Y3 – Day 71 – Continue Bowers

Migrant Mother, 1935 photographed by Dorothea Lange of San Francisco. This compelling, beautiful, timeless representation of the Madonna and her children, is heart wrenching. This picture brought Lange notoriety and the woman in the picture and her children help. It also brought to light the suffering, like The Grapes of Wrath by John Steinbeck did, to the plight of the farm workers.

 

In Tractored Out, Childress, County, Texas, Lange once again captures the plight of erosion; the abandoned and barren landscape of the midwest, the destruction from the prairie winds and how poor farming practices depleted and destroyed the land.

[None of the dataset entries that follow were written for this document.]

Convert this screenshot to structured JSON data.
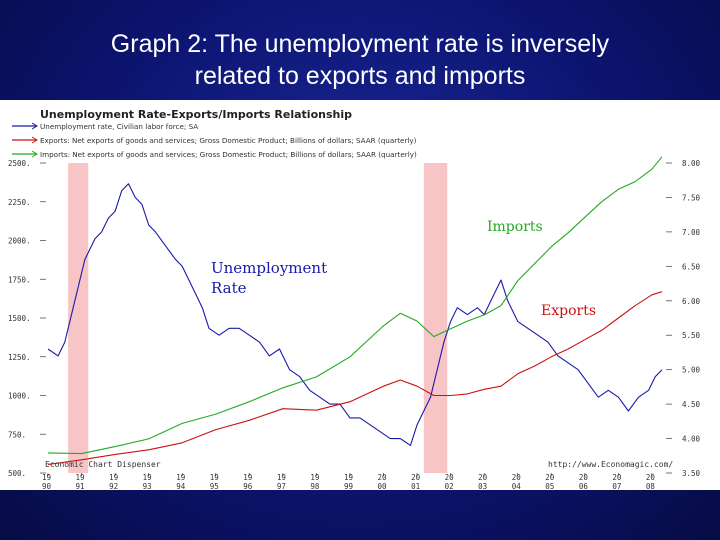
{
  "slide": {
    "title_line1": "Graph 2:  The unemployment rate is inversely",
    "title_line2": "related to exports and imports"
  },
  "chart_data": {
    "type": "line",
    "title": "Unemployment Rate-Exports/Imports Relationship",
    "legend": [
      {
        "text": "Unemployment rate, Civilian labor force; SA",
        "color": "#1a1aa8"
      },
      {
        "text": "Exports: Net exports of goods and services; Gross Domestic Product; Billions of dollars; SAAR (quarterly)",
        "color": "#cc1111"
      },
      {
        "text": "Imports: Net exports of goods and services; Gross Domestic Product; Billions of dollars; SAAR (quarterly)",
        "color": "#22aa22"
      }
    ],
    "legend_placement": "top-left",
    "left_axis": {
      "ticks": [
        "500.",
        "750.",
        "1000.",
        "1250.",
        "1500.",
        "1750.",
        "2000.",
        "2250.",
        "2500."
      ],
      "range": [
        500,
        2500
      ]
    },
    "right_axis": {
      "ticks": [
        "3.50",
        "4.00",
        "4.50",
        "5.00",
        "5.50",
        "6.00",
        "6.50",
        "7.00",
        "7.50",
        "8.00"
      ],
      "range": [
        3.5,
        8.0
      ]
    },
    "x_ticks": [
      {
        "top": "19",
        "bottom": "90"
      },
      {
        "top": "19",
        "bottom": "91"
      },
      {
        "top": "19",
        "bottom": "92"
      },
      {
        "top": "19",
        "bottom": "93"
      },
      {
        "top": "19",
        "bottom": "94"
      },
      {
        "top": "19",
        "bottom": "95"
      },
      {
        "top": "19",
        "bottom": "96"
      },
      {
        "top": "19",
        "bottom": "97"
      },
      {
        "top": "19",
        "bottom": "98"
      },
      {
        "top": "19",
        "bottom": "99"
      },
      {
        "top": "20",
        "bottom": "00"
      },
      {
        "top": "20",
        "bottom": "01"
      },
      {
        "top": "20",
        "bottom": "02"
      },
      {
        "top": "20",
        "bottom": "03"
      },
      {
        "top": "20",
        "bottom": "04"
      },
      {
        "top": "20",
        "bottom": "05"
      },
      {
        "top": "20",
        "bottom": "06"
      },
      {
        "top": "20",
        "bottom": "07"
      },
      {
        "top": "20",
        "bottom": "08"
      }
    ],
    "x_range": [
      1990,
      2008.3
    ],
    "recessions": [
      [
        1990.6,
        1991.2
      ],
      [
        2001.2,
        2001.9
      ]
    ],
    "series": [
      {
        "name": "Unemployment rate",
        "axis": "right",
        "color": "#1a1aa8",
        "x": [
          1990.0,
          1990.3,
          1990.5,
          1990.7,
          1990.9,
          1991.1,
          1991.4,
          1991.6,
          1991.8,
          1992.0,
          1992.2,
          1992.4,
          1992.6,
          1992.8,
          1993.0,
          1993.2,
          1993.5,
          1993.8,
          1994.0,
          1994.3,
          1994.6,
          1994.8,
          1995.1,
          1995.4,
          1995.7,
          1996.0,
          1996.3,
          1996.6,
          1996.9,
          1997.2,
          1997.5,
          1997.8,
          1998.1,
          1998.4,
          1998.7,
          1999.0,
          1999.3,
          1999.6,
          1999.9,
          2000.2,
          2000.5,
          2000.8,
          2001.0,
          2001.2,
          2001.4,
          2001.6,
          2001.8,
          2002.0,
          2002.2,
          2002.5,
          2002.8,
          2003.0,
          2003.3,
          2003.5,
          2003.7,
          2004.0,
          2004.3,
          2004.6,
          2004.9,
          2005.2,
          2005.5,
          2005.8,
          2006.1,
          2006.4,
          2006.7,
          2007.0,
          2007.3,
          2007.6,
          2007.9,
          2008.1,
          2008.3
        ],
        "values": [
          5.3,
          5.2,
          5.4,
          5.8,
          6.2,
          6.6,
          6.9,
          7.0,
          7.2,
          7.3,
          7.6,
          7.7,
          7.5,
          7.4,
          7.1,
          7.0,
          6.8,
          6.6,
          6.5,
          6.2,
          5.9,
          5.6,
          5.5,
          5.6,
          5.6,
          5.5,
          5.4,
          5.2,
          5.3,
          5.0,
          4.9,
          4.7,
          4.6,
          4.5,
          4.5,
          4.3,
          4.3,
          4.2,
          4.1,
          4.0,
          4.0,
          3.9,
          4.2,
          4.4,
          4.6,
          5.0,
          5.4,
          5.7,
          5.9,
          5.8,
          5.9,
          5.8,
          6.1,
          6.3,
          6.0,
          5.7,
          5.6,
          5.5,
          5.4,
          5.2,
          5.1,
          5.0,
          4.8,
          4.6,
          4.7,
          4.6,
          4.4,
          4.6,
          4.7,
          4.9,
          5.0
        ]
      },
      {
        "name": "Exports",
        "axis": "left",
        "color": "#cc1111",
        "x": [
          1990,
          1991,
          1992,
          1993,
          1994,
          1995,
          1996,
          1997,
          1998,
          1999,
          2000,
          2000.5,
          2001,
          2001.5,
          2002,
          2002.5,
          2003,
          2003.5,
          2004,
          2004.5,
          2005,
          2005.5,
          2006,
          2006.5,
          2007,
          2007.5,
          2008,
          2008.3
        ],
        "values": [
          555,
          585,
          620,
          650,
          695,
          780,
          840,
          915,
          905,
          960,
          1060,
          1100,
          1060,
          1000,
          1000,
          1010,
          1040,
          1060,
          1140,
          1190,
          1250,
          1300,
          1360,
          1420,
          1500,
          1580,
          1650,
          1670
        ]
      },
      {
        "name": "Imports",
        "axis": "left",
        "color": "#22aa22",
        "x": [
          1990,
          1991,
          1992,
          1993,
          1994,
          1995,
          1996,
          1997,
          1998,
          1999,
          2000,
          2000.5,
          2001,
          2001.5,
          2002,
          2002.5,
          2003,
          2003.5,
          2004,
          2004.5,
          2005,
          2005.5,
          2006,
          2006.5,
          2007,
          2007.5,
          2008,
          2008.3
        ],
        "values": [
          630,
          625,
          670,
          720,
          820,
          880,
          960,
          1050,
          1120,
          1250,
          1450,
          1530,
          1480,
          1380,
          1430,
          1480,
          1520,
          1580,
          1740,
          1850,
          1960,
          2050,
          2150,
          2250,
          2330,
          2380,
          2460,
          2540
        ]
      }
    ],
    "annotations": {
      "imports": "Imports",
      "exports": "Exports",
      "unemployment": [
        "Unemployment",
        "Rate"
      ]
    },
    "footer_left": "Economic Chart Dispenser",
    "footer_right": "http://www.Economagic.com/"
  }
}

People started to turn inward, literally towards the center of the plains and away from the cities. Some tended towards xenophobia or fear of immigrants and became isolationists.

 

This work is by Thomas Hart Benton and is called, Self Portrait with Rita painted in 1922. Well heeled, well educated and well traveled, Benton painted this on Martha’s Vineyard. He believed art belonged to the Heartland and needed to be regional, far removed from the European influences of modernist abstraction. It now hangs at The Smithsonian Institution. He influenced the Regionalist movement that romanticized local and small town America. He also taught art and one of his most famous students was Jackson Pollock (who rebelled against him and created abstract art)

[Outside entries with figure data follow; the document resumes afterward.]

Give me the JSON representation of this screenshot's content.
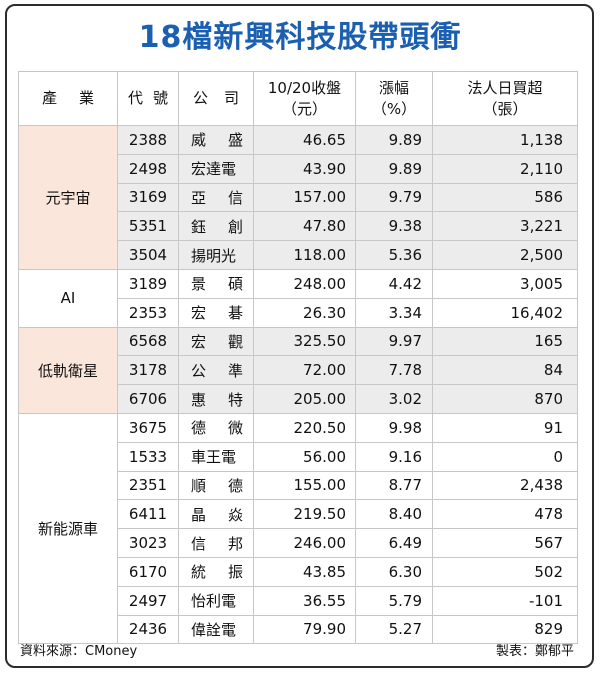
{
  "title": "18檔新興科技股帶頭衝",
  "headers": {
    "industry_a": "產",
    "industry_b": "業",
    "code_a": "代",
    "code_b": "號",
    "company_a": "公",
    "company_b": "司",
    "close_line1": "10/20收盤",
    "close_line2": "（元）",
    "change_line1": "漲幅",
    "change_line2": "（%）",
    "net_line1": "法人日買超",
    "net_line2": "（張）"
  },
  "groups": [
    {
      "industry": "元宇宙",
      "rows": [
        {
          "code": "2388",
          "company": [
            "威",
            "盛"
          ],
          "close": "46.65",
          "change": "9.89",
          "net": "1,138"
        },
        {
          "code": "2498",
          "company": [
            "宏達電"
          ],
          "close": "43.90",
          "change": "9.89",
          "net": "2,110"
        },
        {
          "code": "3169",
          "company": [
            "亞",
            "信"
          ],
          "close": "157.00",
          "change": "9.79",
          "net": "586"
        },
        {
          "code": "5351",
          "company": [
            "鈺",
            "創"
          ],
          "close": "47.80",
          "change": "9.38",
          "net": "3,221"
        },
        {
          "code": "3504",
          "company": [
            "揚明光"
          ],
          "close": "118.00",
          "change": "5.36",
          "net": "2,500"
        }
      ]
    },
    {
      "industry": "AI",
      "rows": [
        {
          "code": "3189",
          "company": [
            "景",
            "碩"
          ],
          "close": "248.00",
          "change": "4.42",
          "net": "3,005"
        },
        {
          "code": "2353",
          "company": [
            "宏",
            "碁"
          ],
          "close": "26.30",
          "change": "3.34",
          "net": "16,402"
        }
      ]
    },
    {
      "industry": "低軌衛星",
      "rows": [
        {
          "code": "6568",
          "company": [
            "宏",
            "觀"
          ],
          "close": "325.50",
          "change": "9.97",
          "net": "165"
        },
        {
          "code": "3178",
          "company": [
            "公",
            "準"
          ],
          "close": "72.00",
          "change": "7.78",
          "net": "84"
        },
        {
          "code": "6706",
          "company": [
            "惠",
            "特"
          ],
          "close": "205.00",
          "change": "3.02",
          "net": "870"
        }
      ]
    },
    {
      "industry": "新能源車",
      "rows": [
        {
          "code": "3675",
          "company": [
            "德",
            "微"
          ],
          "close": "220.50",
          "change": "9.98",
          "net": "91"
        },
        {
          "code": "1533",
          "company": [
            "車王電"
          ],
          "close": "56.00",
          "change": "9.16",
          "net": "0"
        },
        {
          "code": "2351",
          "company": [
            "順",
            "德"
          ],
          "close": "155.00",
          "change": "8.77",
          "net": "2,438"
        },
        {
          "code": "6411",
          "company": [
            "晶",
            "焱"
          ],
          "close": "219.50",
          "change": "8.40",
          "net": "478"
        },
        {
          "code": "3023",
          "company": [
            "信",
            "邦"
          ],
          "close": "246.00",
          "change": "6.49",
          "net": "567"
        },
        {
          "code": "6170",
          "company": [
            "統",
            "振"
          ],
          "close": "43.85",
          "change": "6.30",
          "net": "502"
        },
        {
          "code": "2497",
          "company": [
            "怡利電"
          ],
          "close": "36.55",
          "change": "5.79",
          "net": "-101"
        },
        {
          "code": "2436",
          "company": [
            "偉詮電"
          ],
          "close": "79.90",
          "change": "5.27",
          "net": "829"
        }
      ]
    }
  ],
  "footer": {
    "source": "資料來源：CMoney",
    "credit": "製表：鄭郁平"
  },
  "colors": {
    "title": "#1b5fb0",
    "industry_highlight": "#fbe6dc",
    "row_shade": "#ececec"
  }
}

The Ballad of the Jealous Lover of Lone Green Valley

This is called The Ballad of the Jealous Lover of Lone Green Valley, 1934 and is a depiction from an Ozark folksong. In the forefront, the blond playing the harmonica, is a young Jackson Pollock. Kristin had us listen to the tragic song about an accused yet innocent woman stabbed to death by her lover and “in her snowy white bosom the knife was plunged.” Notice the swirling hills, the motion and movement which would herald the next era into abstraction.

In 1934, Benton was on the cover of Time magazine. They praised him and people loved that his works told stories. He wanted ordinary people who read “the funnies” or the comics in the paper, to understand his art and make it accessible. But he is very vocal, burns a lot of bridges and rejected the art world and homosexuals, openly. In the late 1940’s he falls out of favor.